ENDERBY (dpa-AFX) - Next plc (NXT.L) reported that its profit before taxation for the 52 weeks to 26 January 2019 declined to 722.9 million pounds from 726.1 million pounds last year. The company proposed a final ordinary dividend of 110 pence taking the total ordinary dividend for the year to 165 pence, an increase of 4.4% on last year.
The company noted that the year to January 2019 was challenging for NEXT as it continued to experience a structural change in business, with sales continuing to transfer from its stores to online.
There is still a great deal of uncertainty around the exact shape and form of the UK's future relationship with the EU. The company can see no evidence that this uncertainty is affecting consumer behaviour in sector, Next said.
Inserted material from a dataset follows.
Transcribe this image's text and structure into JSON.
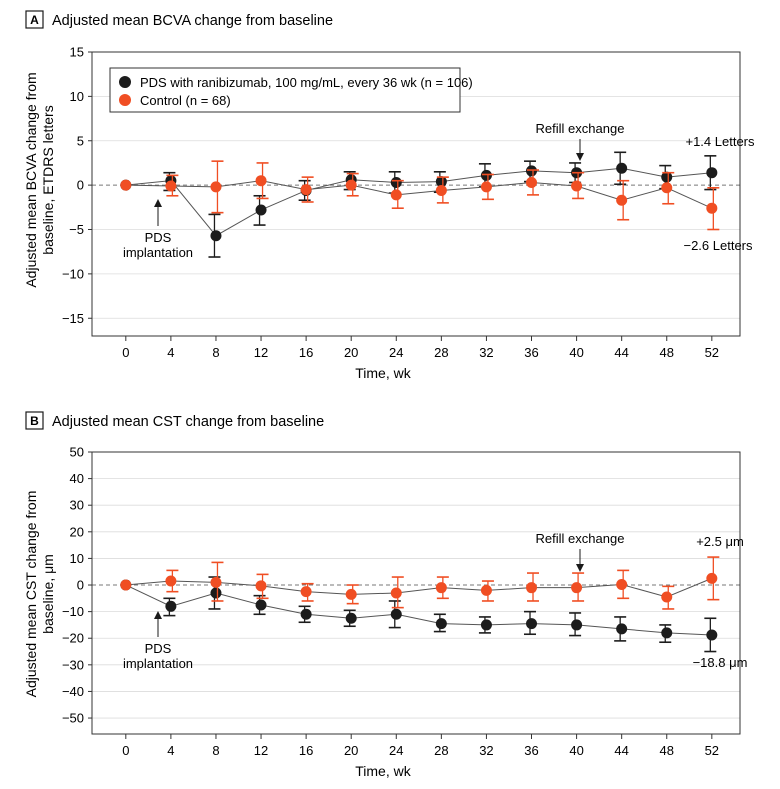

Profit attributable to equity holders of the Parent Company for the year decreased to 590.4 million pounds, from 591.8 million pounds last year, while earnings per share improved to 433.0 pence from 415.7 pence in the previous year.
Total revenue, including credit account interest, grew to 4.17 billion pounds from 4.09 billion pounds in the prior year. Full price sales were up 3.1%. Online full price sales increased by 14.8% and Retail full price sales declined by 7.3%.
The company noted that its central guidance is based on full price sales for the year ahead being up 1.7%. This is in line with our performance in the second half of last year.
Although the company anticipates that total sales will grow in the year ahead, Next forecasts for profits to marginally decline.
At central guidance of full price sales growth of 1.7%, the company estimates that Group profit before tax would be around 715 million pounds, down 1.1% on last year. It expects earnings per share to be enhanced by 4.9% as a result of the continuing distribution of surplus cash generation in the form of share buybacks. As a result, earnings per share for the full year are expected to rise by 3.6%.